Nah it's fine :) Good luck/have fun with whatever/wherever you're doing/going.

Wow, that's a lot of forward slashes.
Er, hey.

This thing dying a slow death?
@Frengo let's see how that plays out with Lexa and Woodhouse meeting each other;)


There ya go.


Woodhouse Smith, American Retiree.





Woodhouse lowered the rifle, and tried to say a prayer for the dead soldier; sure the guy was a total ass hole, but no one deserved to die like that. Shooting him in the head seemed like the right thing to do, but something nagged at his conscience regardless.

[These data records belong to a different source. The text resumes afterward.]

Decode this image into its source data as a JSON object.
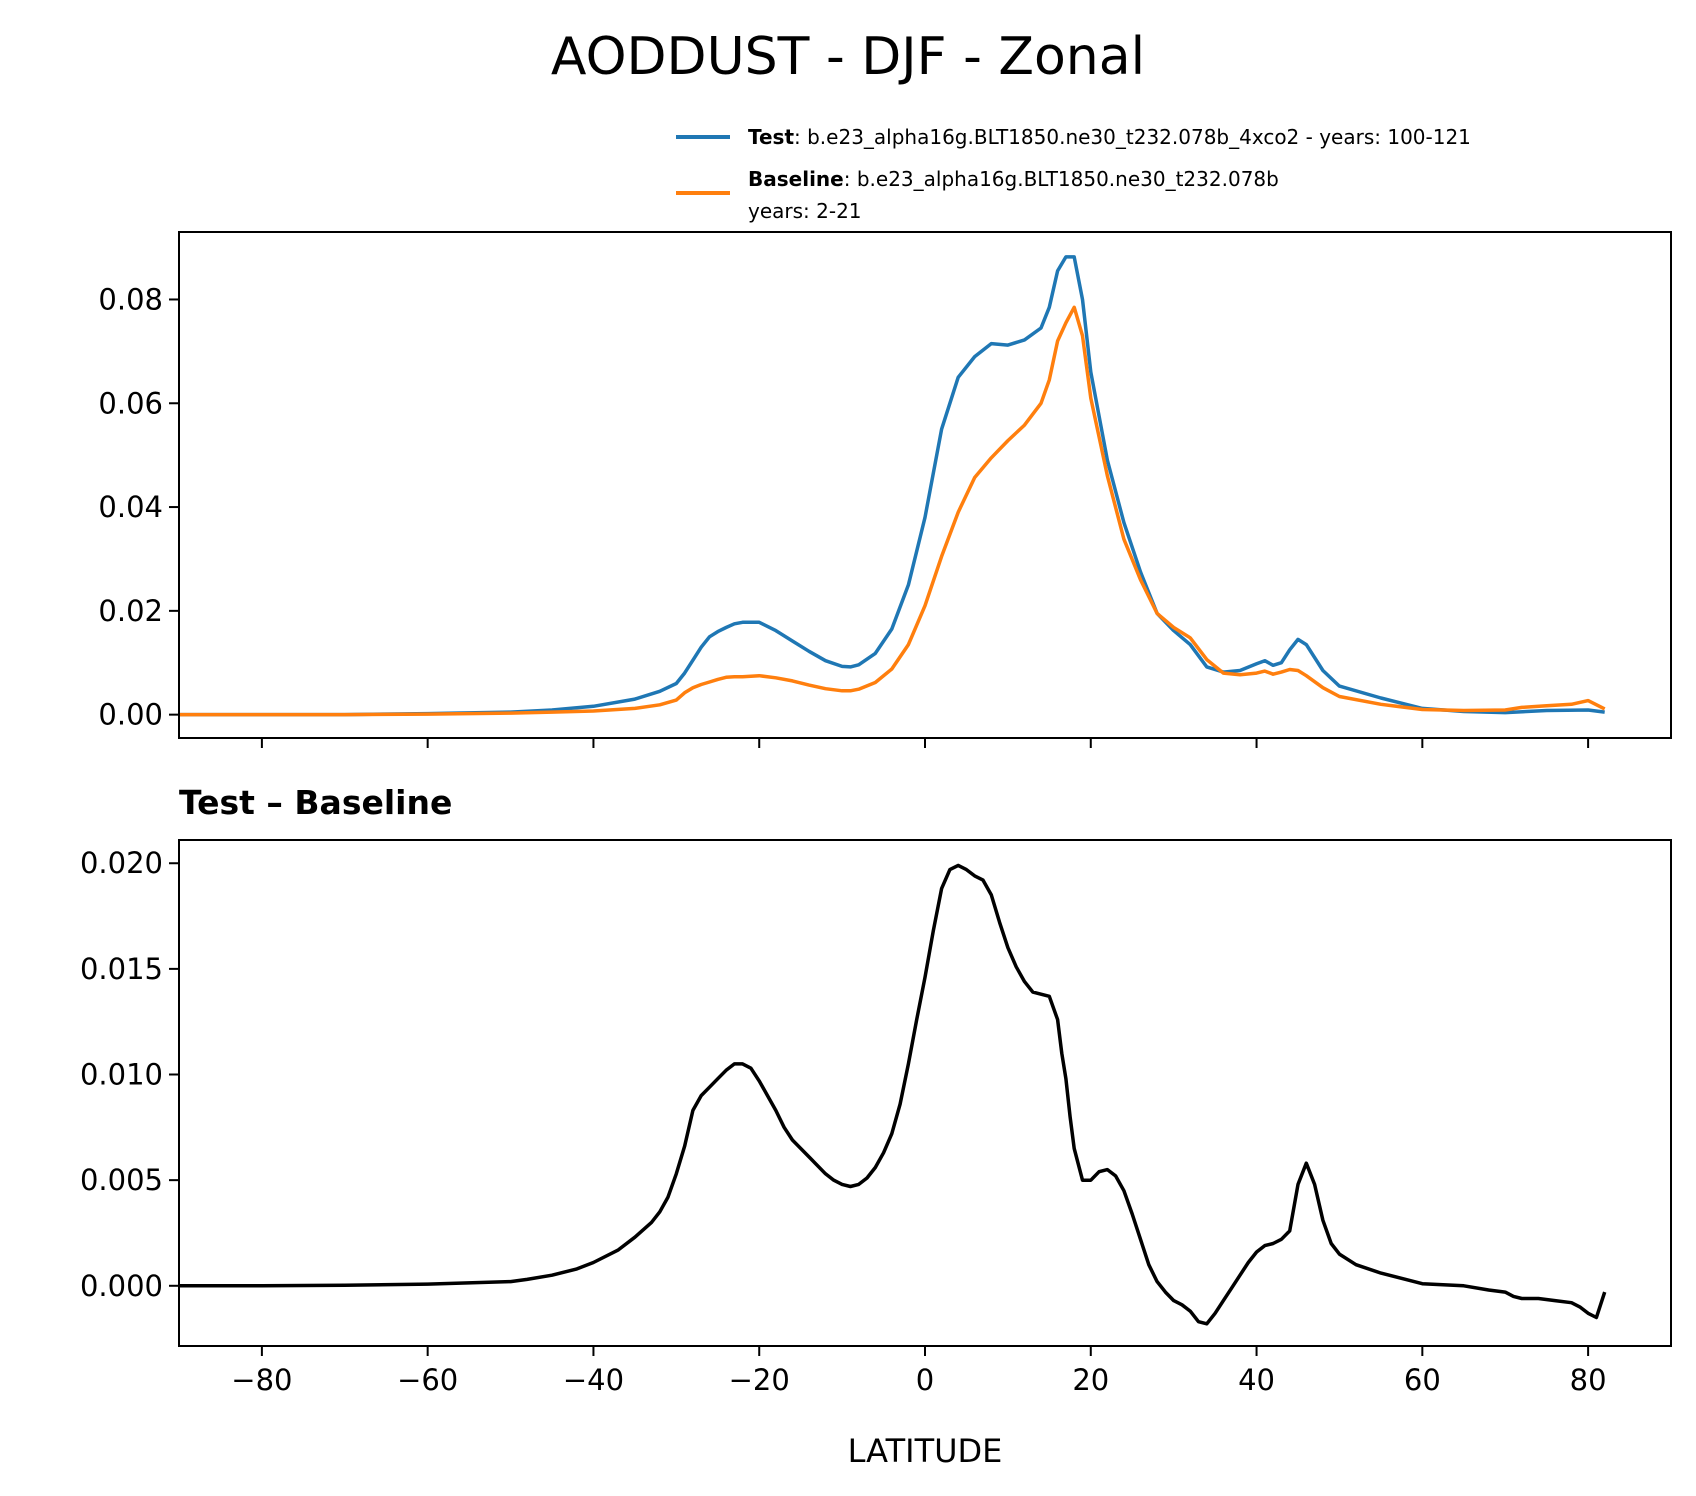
{
  "title": "AODDUST - DJF - Zonal",
  "chart_data": [
    {
      "type": "line",
      "xlim": [
        -90,
        90
      ],
      "ylim": [
        -0.0045,
        0.093
      ],
      "yticks": [
        "0.00",
        "0.02",
        "0.04",
        "0.06",
        "0.08"
      ],
      "legend": {
        "placement": "above-right",
        "entries": [
          {
            "name": "Test",
            "desc": ": b.e23_alpha16g.BLT1850.ne30_t232.078b_4xco2 - years: 100-121",
            "desc2": "",
            "color": "#1f77b4"
          },
          {
            "name": "Baseline",
            "desc": ": b.e23_alpha16g.BLT1850.ne30_t232.078b",
            "desc2": "years: 2-21",
            "color": "#ff7f0e"
          }
        ]
      },
      "series": [
        {
          "name": "Test",
          "color": "#1f77b4",
          "x": [
            -90,
            -80,
            -70,
            -60,
            -50,
            -45,
            -40,
            -35,
            -32,
            -30,
            -29,
            -28,
            -27,
            -26,
            -25,
            -24,
            -23,
            -22,
            -20,
            -18,
            -16,
            -14,
            -12,
            -10,
            -9,
            -8,
            -6,
            -4,
            -2,
            0,
            2,
            4,
            6,
            8,
            10,
            12,
            14,
            15,
            16,
            17,
            18,
            19,
            20,
            22,
            24,
            26,
            28,
            30,
            32,
            34,
            36,
            38,
            40,
            41,
            42,
            43,
            44,
            45,
            46,
            48,
            50,
            55,
            60,
            65,
            70,
            75,
            80,
            82
          ],
          "y": [
            0.0,
            0.0,
            0.0,
            0.0002,
            0.0005,
            0.0009,
            0.0016,
            0.003,
            0.0045,
            0.006,
            0.008,
            0.0105,
            0.013,
            0.015,
            0.016,
            0.0168,
            0.0175,
            0.0178,
            0.0178,
            0.0162,
            0.0142,
            0.0122,
            0.0104,
            0.0093,
            0.0092,
            0.0096,
            0.0118,
            0.0165,
            0.025,
            0.038,
            0.055,
            0.065,
            0.069,
            0.0715,
            0.0712,
            0.0722,
            0.0745,
            0.0785,
            0.0855,
            0.0882,
            0.0882,
            0.08,
            0.066,
            0.049,
            0.037,
            0.0275,
            0.0195,
            0.0162,
            0.0135,
            0.0092,
            0.0082,
            0.0085,
            0.0098,
            0.0104,
            0.0095,
            0.01,
            0.0125,
            0.0145,
            0.0135,
            0.0085,
            0.0055,
            0.0032,
            0.0012,
            0.0006,
            0.0004,
            0.0008,
            0.0009,
            0.0005
          ]
        },
        {
          "name": "Baseline",
          "color": "#ff7f0e",
          "x": [
            -90,
            -80,
            -70,
            -60,
            -50,
            -45,
            -40,
            -35,
            -32,
            -30,
            -29,
            -28,
            -27,
            -26,
            -25,
            -24,
            -23,
            -22,
            -20,
            -18,
            -16,
            -14,
            -12,
            -10,
            -9,
            -8,
            -6,
            -4,
            -2,
            0,
            2,
            4,
            6,
            8,
            10,
            12,
            14,
            15,
            16,
            17,
            18,
            19,
            20,
            22,
            24,
            26,
            28,
            30,
            32,
            34,
            36,
            38,
            40,
            41,
            42,
            43,
            44,
            45,
            46,
            48,
            50,
            55,
            60,
            65,
            70,
            72,
            75,
            78,
            80,
            82
          ],
          "y": [
            0.0,
            0.0,
            0.0,
            0.0001,
            0.0003,
            0.0005,
            0.0007,
            0.0012,
            0.0019,
            0.0028,
            0.0042,
            0.0052,
            0.0058,
            0.0063,
            0.0068,
            0.0072,
            0.0073,
            0.0073,
            0.0075,
            0.0071,
            0.0065,
            0.0057,
            0.005,
            0.0046,
            0.0046,
            0.0049,
            0.0062,
            0.0088,
            0.0135,
            0.021,
            0.0305,
            0.039,
            0.0457,
            0.0495,
            0.0528,
            0.0558,
            0.06,
            0.0645,
            0.072,
            0.0755,
            0.0785,
            0.073,
            0.061,
            0.046,
            0.0338,
            0.026,
            0.0195,
            0.0168,
            0.0148,
            0.0106,
            0.008,
            0.0077,
            0.008,
            0.0084,
            0.0078,
            0.0082,
            0.0087,
            0.0085,
            0.0075,
            0.0052,
            0.0035,
            0.002,
            0.001,
            0.0008,
            0.0009,
            0.0014,
            0.0017,
            0.002,
            0.0027,
            0.0011
          ]
        }
      ]
    },
    {
      "type": "line",
      "title": "Test – Baseline",
      "xlabel": "LATITUDE",
      "xlim": [
        -90,
        90
      ],
      "ylim": [
        -0.00285,
        0.0211
      ],
      "xticks": [
        "−80",
        "−60",
        "−40",
        "−20",
        "0",
        "20",
        "40",
        "60",
        "80"
      ],
      "yticks": [
        "0.000",
        "0.005",
        "0.010",
        "0.015",
        "0.020"
      ],
      "series": [
        {
          "name": "",
          "color": "#000000",
          "x": [
            -90,
            -80,
            -70,
            -60,
            -50,
            -48,
            -45,
            -42,
            -40,
            -37,
            -35,
            -33,
            -32,
            -31,
            -30,
            -29,
            -28,
            -27,
            -26,
            -25,
            -24,
            -23,
            -22,
            -21,
            -20,
            -19,
            -18,
            -17,
            -16,
            -14,
            -12,
            -11,
            -10,
            -9,
            -8,
            -7,
            -6,
            -5,
            -4,
            -3,
            -2,
            -1,
            0,
            1,
            2,
            3,
            4,
            5,
            6,
            7,
            8,
            9,
            10,
            11,
            12,
            13,
            14,
            15,
            16,
            16.5,
            17,
            17.5,
            18,
            19,
            20,
            21,
            22,
            23,
            24,
            25,
            26,
            27,
            28,
            29,
            30,
            31,
            32,
            33,
            34,
            35,
            36,
            37,
            38,
            39,
            40,
            41,
            42,
            43,
            44,
            45,
            46,
            47,
            48,
            49,
            50,
            52,
            55,
            58,
            60,
            65,
            68,
            70,
            71,
            72,
            74,
            76,
            78,
            79,
            80,
            81,
            82
          ],
          "y": [
            0.0,
            0.0,
            3e-05,
            8e-05,
            0.0002,
            0.0003,
            0.0005,
            0.0008,
            0.0011,
            0.0017,
            0.0023,
            0.003,
            0.0035,
            0.0042,
            0.0053,
            0.0066,
            0.0083,
            0.009,
            0.0094,
            0.0098,
            0.0102,
            0.0105,
            0.0105,
            0.0103,
            0.0097,
            0.009,
            0.0083,
            0.0075,
            0.0069,
            0.0061,
            0.0053,
            0.005,
            0.0048,
            0.0047,
            0.0048,
            0.0051,
            0.0056,
            0.0063,
            0.0072,
            0.0086,
            0.0105,
            0.0126,
            0.0146,
            0.0168,
            0.0188,
            0.0197,
            0.0199,
            0.0197,
            0.0194,
            0.0192,
            0.0185,
            0.0172,
            0.016,
            0.0151,
            0.0144,
            0.0139,
            0.0138,
            0.0137,
            0.0126,
            0.011,
            0.0098,
            0.008,
            0.0065,
            0.005,
            0.005,
            0.0054,
            0.0055,
            0.0052,
            0.0045,
            0.0034,
            0.0022,
            0.001,
            0.0002,
            -0.0003,
            -0.0007,
            -0.0009,
            -0.0012,
            -0.0017,
            -0.0018,
            -0.0013,
            -0.0007,
            -0.0001,
            0.0005,
            0.0011,
            0.0016,
            0.0019,
            0.002,
            0.0022,
            0.0026,
            0.0048,
            0.0058,
            0.0048,
            0.0031,
            0.002,
            0.0015,
            0.001,
            0.0006,
            0.0003,
            0.0001,
            0.0,
            -0.0002,
            -0.0003,
            -0.0005,
            -0.0006,
            -0.0006,
            -0.0007,
            -0.0008,
            -0.001,
            -0.0013,
            -0.0015,
            -0.0003
          ]
        }
      ]
    }
  ]
}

"And I thought I'd help you."

The old man spun, the assault rifle held at his hip; his eyes fell upon a slender looking woman, clad in black and with the kind of skin you'd find on the Californian coast... or in Australia, if her accent was anything to go by. If Woodhouse were a young man, he might've felt a pang of primal excitement despite the underlying circumstances; she was pretty, sure, but Woodhouse had done his share of rutting. One would be surprised how boring the idea of sex became by the time they hit their 69th birthday.

"Seems you don't need any help, aye?" She said.

"Well I'll be," he said, not aiming the rifle away from her. His eyes strayed to the haphazard line of corpses she'd left getting to him. "Now when you say help, is that a funny way of saying that you want to stab me in the face and take my flashy new toy? Because there's been an awful lot of that going on lately, and honey, I'm growing real tired of it."
<Snipped quote by Frengo>

That's perfect. I love it that way.
I'm a little curious if anyone goes and grabs someone else's possession.

Also curious about how people will get separated. ;) duh I'm addicted lol


Well if I remember rightly, the Russian chick stole a gun from the blonde chick. No one freaked out over it, not yet anyway. I didn't say anything because Nat's actions helped with story flow.

But I would advise caution in future to anyone who wants to start taking someone's prized possessions; people get awfully funny over stuff like that sometimes.

As for separation, I haven't decided yet. I've got a few ideas, but it's just a matter of working out which one will be the best long term.
@MetalLover I strongly recommend that you enforce a mandatory group hug and/or wild sex orgy.